Vu les autres pièces du dossier.
Vu :
- la convention européenne de sauvegarde des droits de l'homme et des libertés fondamentales ;
- le code de procédure pénale ;
- le code de la sécurité intérieure ;
- le code des relations entre le public et l'administration ;
- le code de justice administrative.
Les parties ont été régulièrement averties du jour de l'audience.
Ont été entendus au cours de l'audience publique :
- le rapport de Mme Julliard,
- les conclusions de Mme Dégardin, rapporteure publique.
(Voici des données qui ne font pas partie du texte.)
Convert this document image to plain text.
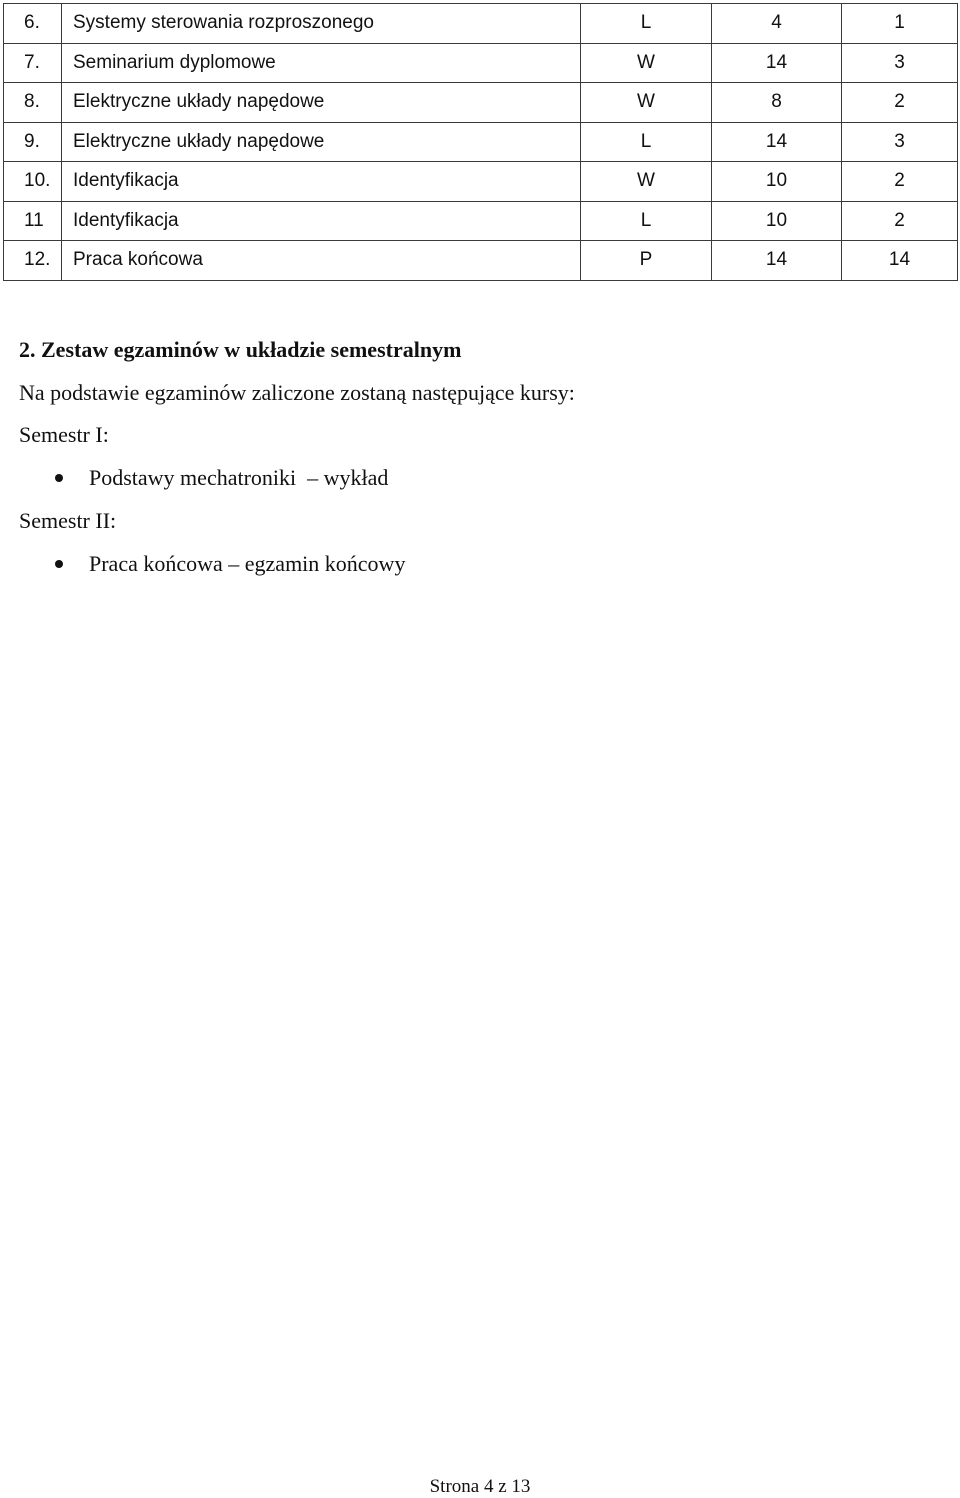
6.	Systemy sterowania rozproszonego	L	4	1
7.	Seminarium dyplomowe	W	14	3
8.	Elektryczne układy napędowe	W	8	2
9.	Elektryczne układy napędowe	L	14	3
10.	Identyfikacja	W	10	2
11	Identyfikacja	L	10	2
12.	Praca końcowa	P	14	14
2. Zestaw egzaminów w układzie semestralnym

Na podstawie egzaminów zaliczone zostaną następujące kursy:

Semestr I:

Podstawy mechatroniki  – wykład

Semestr II:

Praca końcowa – egzamin końcowy
Strona 4 z 13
- les conclusions de Me Randazzo, représentant de M. A...,
- et les observations de Me Lacoeuilhe, représentant le conseil national des activités privées de sécurité.
Considérant ce qui suit :
1. M. A..., engagé depuis le 21 juillet 2009 en contrat à durée indéterminé par la société de sécurité privée DPSA Ile-de-France comme agent de sécurité confirmé, était titulaire d'une autorisation d'exercer valable jusqu'au 10 septembre 2019 dont il a demandé le renouvellement le 9 mai 2019. Par lettre du 2 août 2019, la délégation territoriale Île-de-France Est de la commission nationale d'agrément et de contrôle du conseil national des activités privées de sécurité (CNAPS) lui adressait une demande d'informations en lui indiquant qu'elle envisageait de rejeter sa demande. Le 12 février 2021, il a saisi la commission d'un recours administratif préalable obligatoire contre la décision implicite de la commission locale d'agrément et de contrôle Île-de-France Est lui refusant le renouvellement. Une décision implicite de rejet est née le 12 avril 2021 puis, par une décision expresse du
7 juin 2021, la commission a rejeté la demande de renouvellement de la carte professionnelle de M. A.... Ce dernier a de nouveau saisi, le 16 juin 2021, la commission nationale d'agrément et de contrôle d'un recours administratif préalable obligatoire contre la décision du 7 juin 2021. Par une décision du 23 septembre 2021, le président de la commission nationale d'agrément et de contrôle a rejeté son recours administratif préalable obligatoire et a refusé de lui renouveler sa carte professionnelle. M. A... a demandé au tribunal administratif de Montreuil l'annulation de la décision implicite de rejet née du silence gardé sur sa demande du 12 février 2021 et de la décision expresse du 23 septembre 2021. Il relève appel du jugement du 14 avril 2023 par lequel le tribunal a rejeté ses demandes.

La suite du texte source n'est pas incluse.